4. FROM ALGORITHMS TO PRODUCTION LINE
The requirement of industrial data production implies
the integration of the tools described above in a
hardware and software environment including all
steps of a production line from initial data input to
sending of the final product.
Such an environment is operated by ISTAR since
1991.
The hardware configuration is based on a network of
UNIX workstations, 10 Gbytes of SCSI disk storage
and various I/O devices (CCT, streamer and 8 mm
cartridges tapes drives).
The software environment is built on a raster/vector
processing kernel with advanced visualization
capabilities and a semi-automatic graphic editor.

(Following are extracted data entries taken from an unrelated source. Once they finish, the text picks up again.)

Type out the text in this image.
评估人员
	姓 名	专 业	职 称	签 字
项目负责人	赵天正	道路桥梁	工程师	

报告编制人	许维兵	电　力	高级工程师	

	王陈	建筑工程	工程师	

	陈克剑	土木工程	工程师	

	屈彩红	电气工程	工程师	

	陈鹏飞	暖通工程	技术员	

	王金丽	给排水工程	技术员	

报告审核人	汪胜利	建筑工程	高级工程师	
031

Features data are extracted from orthoimages
produced by ISTAR altimetric production line (ref.
Renouard).
Since 1991, ten SPOT scenes have been processed.
The cartographic data produced cover approximately
30 000 km“ mainly in Europe and Middle-East
countries.
This first experience provides a good estimation of
production costs:
Land cover extraction from a geocoded SPOT scene
(~ 3000 km?) requires about 1 man-week, whatever
the density of features is.
For the same input, networks extraction requires
from 1 to 1.5 man-week, slightly depending on the
features density.
5. CONCLUSION
The joint availability of high resolution raster data
from SPOT or LANDSAT TM, and powerful
geographic information systems (GIS), has induced
demand for a new concept: data conversion from
raster to planimetric vectors files fit for use in GIS.
The new product has to preserve the same marketing
features as original data, that is set prices and
delays. This is possible only if a computer assistance
is supplied.
In order to quickly settle a computer assisted
production line, we have designed a two level
interactive system:
- High level tasks, implying semantic data analysis,
are managed by human operators.
- Low level tasks, requiring a lot of accurate data
processing, are done by the computer.
The performances allow the commercial production
of cartographic data bases.
Future upgrades will tend to increase automation of
networks extraction, especially in aerial images with
higher resolution.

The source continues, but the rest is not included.